In this respect the Tale of Troy presents a remarkable contrast to its great companion—a contrast pervading, and almost too remarkable to be accidental. Inasmuch as this part of mediæval dealings with antiquity connects itself with the literary history of two of the very greatest writers of our own country, Chaucer and Shakespeare; with that of one of the greatest writers of Italy, Boccaccio; and with some of the most noteworthy work in Old French, it has been thoroughly and repeatedly investigated.[82] But it is so important, and so characteristic of the time with which we are dealing, that it cannot be passed over here, though the later developments must only be referred to in so far as they help us to understand the real originality, which was so long, and still is sometimes, denied to mediæval writers.

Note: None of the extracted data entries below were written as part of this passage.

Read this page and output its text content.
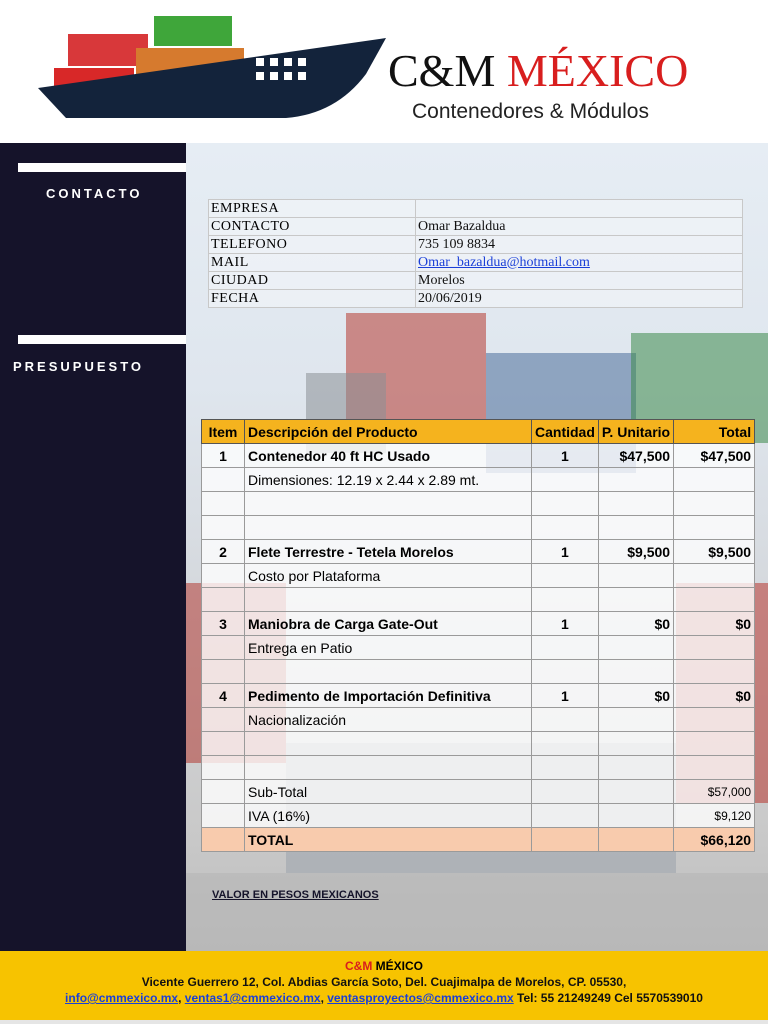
C&M MÉXICO
Contenedores & Módulos
CONTACTO
PRESUPUESTO
EMPRESA	
CONTACTO	Omar Bazaldua
TELEFONO	735 109 8834
MAIL	Omar_bazaldua@hotmail.com
CIUDAD	Morelos
FECHA	20/06/2019
Item	Descripción del Producto	Cantidad	P. Unitario	Total
1	Contenedor 40 ft HC Usado	1	$47,500	$47,500
	Dimensiones: 12.19 x 2.44 x 2.89 mt.			

2	Flete Terrestre - Tetela Morelos	1	$9,500	$9,500
	Costo por Plataforma			

3	Maniobra de Carga Gate-Out	1	$0	$0
	Entrega en Patio			

4	Pedimento de Importación Definitiva	1	$0	$0
	Nacionalización			

	Sub-Total			$57,000
	IVA (16%)			$9,120
	TOTAL			$66,120
VALOR EN PESOS MEXICANOS
C&M MÉXICO
Vicente Guerrero 12, Col. Abdias García Soto, Del. Cuajimalpa de Morelos, CP. 05530,
info@cmmexico.mx, ventas1@cmmexico.mx, ventasproyectos@cmmexico.mx Tel: 55 21249249 Cel 5570539010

In this case, as in the other, the first striking point is the fact that the Middle Ages, having before them what may be called, mutatis mutandis, canonical and apocryphal, authentic and unauthentic, ancient and not ancient, accounts of a great literary matter, chose, by an instinct which was not probably so wrong as it has sometimes seemed, the apocryphal in preference to the canonical, the unauthentic in preference to the authentic, the modern in preference to the ancient.
Dictys and Dares.
As in the case of the Alexander-Saga, their origins were the Pseudo-Callisthenes and the Iter ad Paradisum, so in the Tale of Troy they were the works of two persons whose literary offspring has obtained for them an amount of attention transcending to a quite ludicrous extent their literary merit—Dictys Cretensis and Dares Phrygius, to whom may perhaps be added the less shadowy personage of the grammarian John Tzetzes. But, as in the other case also, they were by no means confined to such authorities. If they did not know Homer very well at first-hand, they did know him: they knew Ovid (who of course represents Homer, though not Homer only) extremely well: and they knew Virgil. But partly from the instinct above referred to, of which more presently, partly from the craze for tracing Western Europe back to the "thrice-beaten Trojans," it pleased them to regard Homer as a late and unhistorical calumniator, whose Greek prejudices made him bear false witness; and to accept the pretensions of Dictys and Dares to be contemporaries and eyewitnesses of fact. Dictys, a companion of Idomeneus, was supposed to represent the Greek side, but more fairly than Homer; and Dares, priest of Hephæstus, the Trojan.
The works of these two worthies, which are both of small compass,—Dictys occupies rather more than a hundred, Dares rather more than fifty, pages of the ordinary Teubner classics,[83]—exist at present only in Latin prose, though, as the Greeks were more expert and inventive forgers than the Romans, it is possible, if not even highly probable, that both were, and nearly certain that Dictys was, originally Greek at least in language. Dictys, the older pretty certainly, is introduced by a letter to a certain Quintus Aradius from Lucius Septimius, who informs "his Rufinus" and the world, with a great deal of authority and learning, that the book had been written by Dictys in Punic letters, which Cadmus and Agenor had then made of common use in Greece; that some shepherds found the manuscript written on linden-bark paper in a tin case at his tomb at Gnossus; that their landlord turning the Punic letters into Greek (which had always been the language), gave it to Nero the Emperor, who rewarded him richly; and that he, Septimius, having by chance got the book into his hands, thought it worth while to translate it into Latin, both for the sake of making the true history known and "ut otiosi animi desidiam discuteremus." The Dares volume is more ambitious, and purports to be introduced by no less a person than Cornelius Nepos to no less a person than Sallustius Crispus, and to have been "faithfully translated" by the former from MS. in the very hand of Dares, which he found at Athens, in order to correct the late and fabulous authority of Homer, who actually makes gods fight with men!